The Jefferson County Council has approved a rezoning request that clears the way for a 128-unit apartment complex to be built in Barnhart.
The County Council voted 6-1 on Feb. 28 to approve the rezoning request from Lorenzo LLC of St. Louis, which will allow the construction of five apartment buildings on 9.17 acres across Old Hwy. M from Karsch’s Village Market.
An unoccupied single-family home sits on the site, which has long been undeveloped.
Lorenzo LLC, which has built similar apartment complexes in Fenton, Turtle Creek and Sugar Creek, plans to name the Barnhart development Stoney Pine.

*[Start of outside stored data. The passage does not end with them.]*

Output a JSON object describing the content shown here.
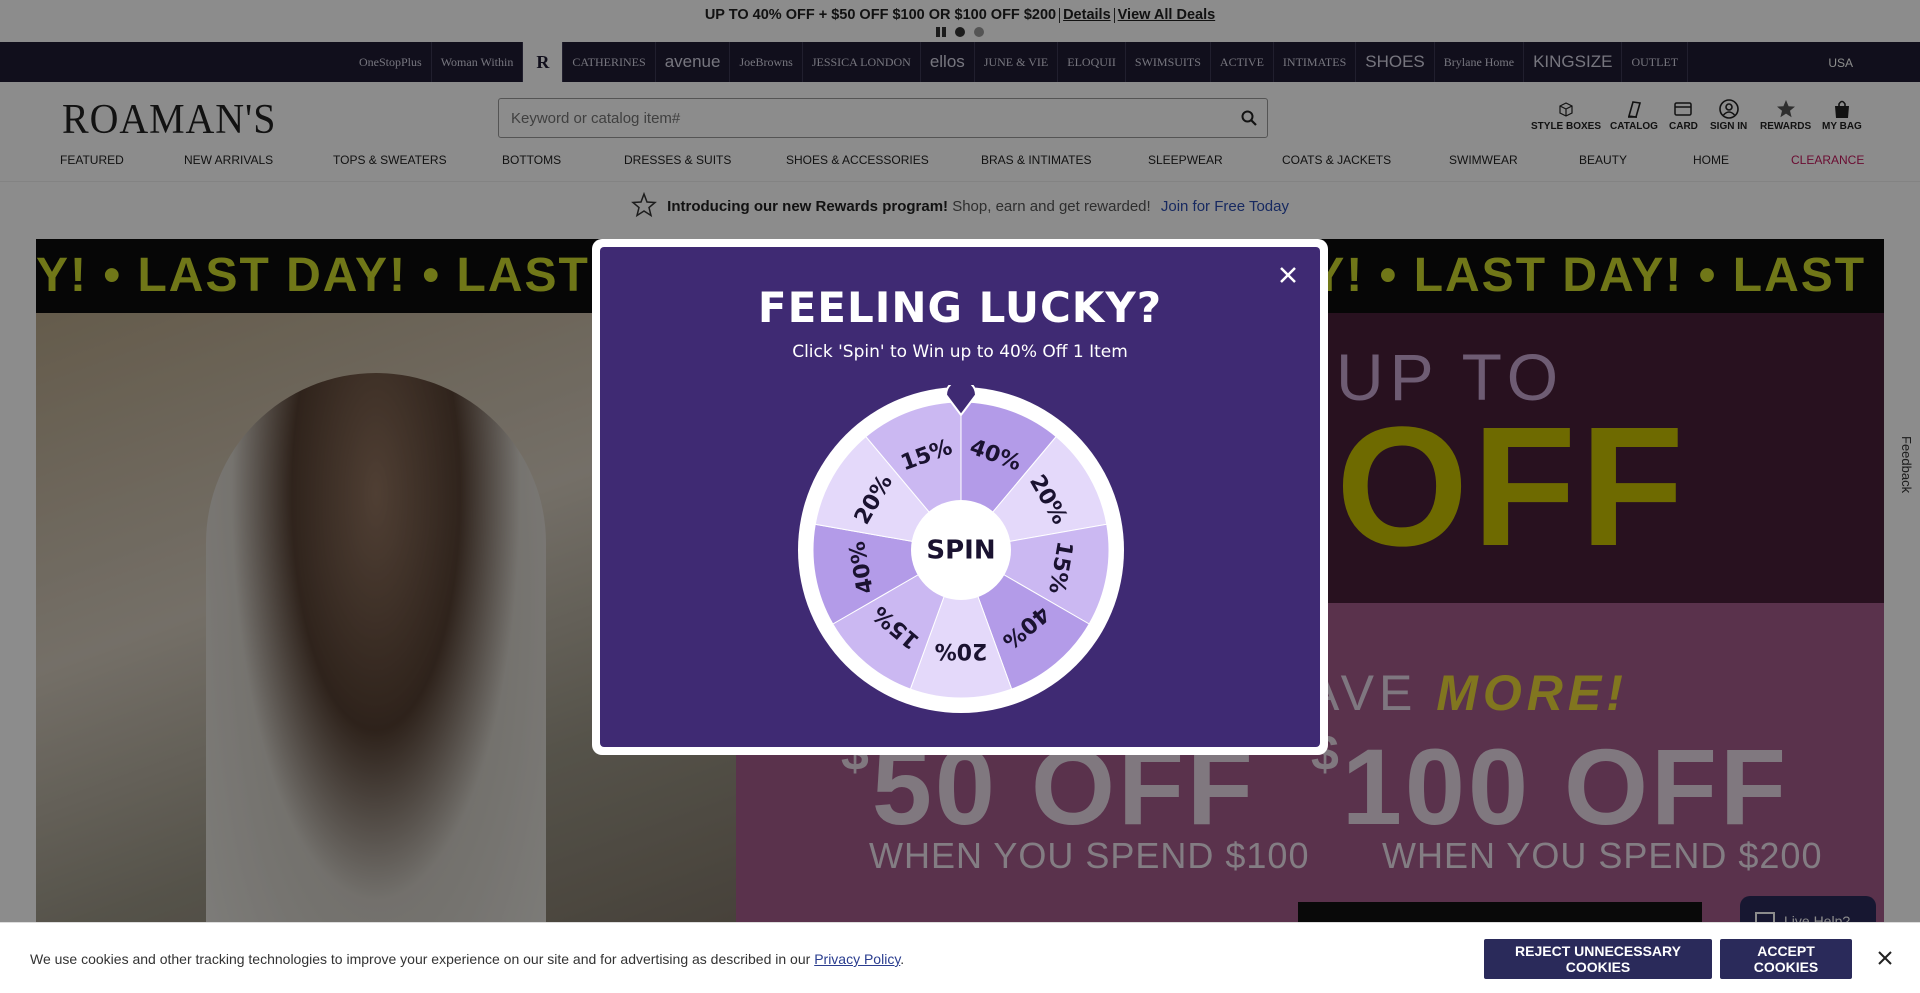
{
  "promo": {
    "headline": "UP TO 40% OFF + $50 OFF $100 OR $100 OFF $200",
    "details_link": "Details",
    "view_all_link": "View All Deals"
  },
  "brands": [
    "OneStopPlus",
    "Woman Within",
    "R",
    "CATHERINES",
    "avenue",
    "JoeBrowns",
    "JESSICA LONDON",
    "ellos",
    "JUNE & VIE",
    "ELOQUII",
    "SWIMSUITS",
    "ACTIVE",
    "INTIMATES",
    "SHOES",
    "Brylane Home",
    "KINGSIZE",
    "OUTLET"
  ],
  "country": "USA",
  "header": {
    "logo": "ROAMAN'S",
    "search_placeholder": "Keyword or catalog item#",
    "utils": [
      "STYLE BOXES",
      "CATALOG",
      "CARD",
      "SIGN IN",
      "REWARDS",
      "MY BAG"
    ]
  },
  "nav": [
    "FEATURED",
    "NEW ARRIVALS",
    "TOPS & SWEATERS",
    "BOTTOMS",
    "DRESSES & SUITS",
    "SHOES & ACCESSORIES",
    "BRAS & INTIMATES",
    "SLEEPWEAR",
    "COATS & JACKETS",
    "SWIMWEAR",
    "BEAUTY",
    "HOME",
    "CLEARANCE"
  ],
  "rewards": {
    "bold": "Introducing our new Rewards program!",
    "text": "Shop, earn and get rewarded!",
    "link": "Join for Free Today"
  },
  "hero": {
    "ticker": "Y! • LAST DAY! • LAST DAY! • LAST DAY! • LAST DAY! • LAST DAY! • LAST DAY! • LAST D",
    "up_to": "UP TO",
    "off": "OFF",
    "save_plain": "AVE",
    "save_em": "MORE!",
    "amount1": "50 OFF",
    "spend1": "WHEN YOU SPEND $100",
    "amount2": "100 OFF",
    "spend2": "WHEN YOU SPEND $200",
    "currency": "$"
  },
  "modal": {
    "title": "FEELING LUCKY?",
    "subtitle": "Click 'Spin' to Win up to 40% Off 1 Item",
    "spin_label": "SPIN",
    "segments": [
      "40%",
      "20%",
      "15%",
      "40%",
      "20%",
      "15%",
      "40%",
      "20%",
      "15%"
    ],
    "colors": {
      "dark": "#b39be8",
      "mid": "#cbb8f2",
      "light": "#e4d9fa",
      "bg": "#3f2a73"
    }
  },
  "cookie": {
    "text": "We use cookies and other tracking technologies to improve your experience on our site and for advertising as described in our",
    "link": "Privacy Policy",
    "period": ".",
    "reject": "REJECT UNNECESSARY COOKIES",
    "accept": "ACCEPT COOKIES"
  },
  "feedback": "Feedback",
  "live_help": "Live Help?"
}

The plan calls for four two-story buildings of one-bedroom apartments and a fifth two-story building with two-bedroom units. An office-clubhouse building and pool also are in the plans.
The council approved the rezoning request without comment, unlike the Feb. 14 meeting, when a preliminary vote generated a great deal of debate.

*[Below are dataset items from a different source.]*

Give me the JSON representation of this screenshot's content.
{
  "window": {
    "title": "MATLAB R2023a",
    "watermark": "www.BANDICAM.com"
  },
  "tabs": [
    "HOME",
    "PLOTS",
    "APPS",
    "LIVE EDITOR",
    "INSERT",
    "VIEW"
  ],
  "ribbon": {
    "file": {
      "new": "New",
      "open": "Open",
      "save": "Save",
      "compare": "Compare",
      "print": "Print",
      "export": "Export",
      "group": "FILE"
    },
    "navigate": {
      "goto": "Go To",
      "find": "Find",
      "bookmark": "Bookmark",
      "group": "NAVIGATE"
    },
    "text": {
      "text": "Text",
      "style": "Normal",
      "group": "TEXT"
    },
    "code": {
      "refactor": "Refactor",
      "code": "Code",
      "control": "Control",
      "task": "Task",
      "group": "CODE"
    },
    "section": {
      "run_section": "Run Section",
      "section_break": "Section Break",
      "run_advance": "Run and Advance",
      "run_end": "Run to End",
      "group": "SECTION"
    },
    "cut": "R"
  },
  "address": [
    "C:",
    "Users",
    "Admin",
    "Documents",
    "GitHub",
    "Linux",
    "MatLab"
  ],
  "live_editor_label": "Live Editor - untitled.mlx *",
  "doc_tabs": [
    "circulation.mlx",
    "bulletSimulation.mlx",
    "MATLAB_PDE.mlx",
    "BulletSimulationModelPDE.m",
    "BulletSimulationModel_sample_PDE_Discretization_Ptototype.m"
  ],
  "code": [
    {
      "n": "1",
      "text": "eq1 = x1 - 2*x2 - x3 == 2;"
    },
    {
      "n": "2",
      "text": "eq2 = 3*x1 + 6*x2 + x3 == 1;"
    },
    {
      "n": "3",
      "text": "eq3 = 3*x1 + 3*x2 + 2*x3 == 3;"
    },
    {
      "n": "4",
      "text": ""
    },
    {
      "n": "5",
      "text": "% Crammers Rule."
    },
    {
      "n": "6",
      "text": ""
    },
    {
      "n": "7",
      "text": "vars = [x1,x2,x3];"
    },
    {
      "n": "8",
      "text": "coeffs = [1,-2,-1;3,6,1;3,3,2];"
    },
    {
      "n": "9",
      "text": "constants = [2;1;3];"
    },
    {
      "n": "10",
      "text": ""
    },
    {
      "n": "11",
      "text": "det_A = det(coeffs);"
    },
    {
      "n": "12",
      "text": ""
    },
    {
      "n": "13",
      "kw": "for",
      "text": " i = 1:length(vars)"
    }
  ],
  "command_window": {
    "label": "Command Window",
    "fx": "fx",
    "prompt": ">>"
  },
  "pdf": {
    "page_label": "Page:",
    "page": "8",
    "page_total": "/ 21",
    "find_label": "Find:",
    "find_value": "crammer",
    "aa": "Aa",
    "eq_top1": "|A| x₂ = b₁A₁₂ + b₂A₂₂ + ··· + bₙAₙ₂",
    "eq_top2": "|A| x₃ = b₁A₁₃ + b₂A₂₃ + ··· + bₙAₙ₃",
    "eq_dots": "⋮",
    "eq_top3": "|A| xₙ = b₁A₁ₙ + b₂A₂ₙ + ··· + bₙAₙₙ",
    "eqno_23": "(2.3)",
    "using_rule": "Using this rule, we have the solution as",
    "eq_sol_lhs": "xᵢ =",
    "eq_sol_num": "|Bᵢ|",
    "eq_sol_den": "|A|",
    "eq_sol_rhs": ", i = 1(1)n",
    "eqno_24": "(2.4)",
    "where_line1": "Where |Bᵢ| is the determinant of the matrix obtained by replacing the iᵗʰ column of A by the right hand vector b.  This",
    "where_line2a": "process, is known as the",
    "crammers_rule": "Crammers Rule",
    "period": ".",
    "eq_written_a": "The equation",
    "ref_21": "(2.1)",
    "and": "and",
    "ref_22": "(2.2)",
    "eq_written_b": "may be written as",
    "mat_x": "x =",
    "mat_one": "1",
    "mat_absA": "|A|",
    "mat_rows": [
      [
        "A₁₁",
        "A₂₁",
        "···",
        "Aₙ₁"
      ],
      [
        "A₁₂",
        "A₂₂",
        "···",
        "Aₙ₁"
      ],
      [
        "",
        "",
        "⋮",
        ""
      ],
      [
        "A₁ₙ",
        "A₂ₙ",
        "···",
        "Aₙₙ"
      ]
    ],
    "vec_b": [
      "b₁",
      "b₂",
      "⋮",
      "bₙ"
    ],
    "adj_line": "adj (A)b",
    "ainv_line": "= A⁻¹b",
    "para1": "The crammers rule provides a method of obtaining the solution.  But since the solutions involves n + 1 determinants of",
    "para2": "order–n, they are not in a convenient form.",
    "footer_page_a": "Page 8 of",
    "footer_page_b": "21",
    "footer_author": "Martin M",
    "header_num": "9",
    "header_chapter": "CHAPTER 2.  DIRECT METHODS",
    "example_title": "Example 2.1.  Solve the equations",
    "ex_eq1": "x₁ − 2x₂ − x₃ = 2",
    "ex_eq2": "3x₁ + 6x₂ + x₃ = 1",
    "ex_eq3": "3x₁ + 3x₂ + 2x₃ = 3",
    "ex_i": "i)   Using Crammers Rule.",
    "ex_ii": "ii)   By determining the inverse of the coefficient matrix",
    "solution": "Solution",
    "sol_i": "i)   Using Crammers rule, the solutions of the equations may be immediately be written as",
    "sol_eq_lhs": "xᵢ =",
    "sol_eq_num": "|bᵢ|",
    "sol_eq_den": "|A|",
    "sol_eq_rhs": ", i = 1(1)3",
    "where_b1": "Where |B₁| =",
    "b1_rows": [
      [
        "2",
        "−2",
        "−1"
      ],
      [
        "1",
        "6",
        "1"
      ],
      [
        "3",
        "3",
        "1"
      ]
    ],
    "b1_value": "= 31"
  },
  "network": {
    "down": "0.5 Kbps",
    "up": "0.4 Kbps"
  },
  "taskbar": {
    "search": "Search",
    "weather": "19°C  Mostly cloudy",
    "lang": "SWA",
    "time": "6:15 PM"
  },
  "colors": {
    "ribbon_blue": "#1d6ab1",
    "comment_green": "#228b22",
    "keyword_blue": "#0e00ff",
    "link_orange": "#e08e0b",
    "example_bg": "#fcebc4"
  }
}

After the rezoning legislation was proposed at that meeting, Councilman Charles Groeteke (District 4, Barnhart), whose district includes the site, introduced an amendment that would have forced the developer to add 18 parking spaces to the 238 spaces included in the plan.
On Jan. 27, the county’s Planning and Zoning Commission, which advises the council on rezoning issues in unincorporated parts of the county, had granted a variance, or exception, to allow the developer to have fewer than the two parking spaces per housing unit, or 256 spots, specified in the county’s development codes for the proposed complex.
Groeteke’s amendment, which would have reversed the P and Z board’s variance, never came to a vote because no council member, including Groeteke, seconded it.
The council then voted to advance the legislation with the fewer parking spaces to the final vote on Feb. 28.
On Feb. 14, Groeteke said he would not have voted for the rezoning in any case, and his was the only dissenting vote on the final vote on Feb. 28. He has said he generally votes against controversial development proposals.
Council chair Tracey Perry (District 5, Festus) scolded Groeteke at the Feb. 14 meeting for tying up the council, as well as assistant county counselor Jason Cordes, who drafted an amendment that Groeteke had no intention of voting for.
“I was just trying to make it less painful if it did pass,” Groeteke said after the Feb. 14 meeting.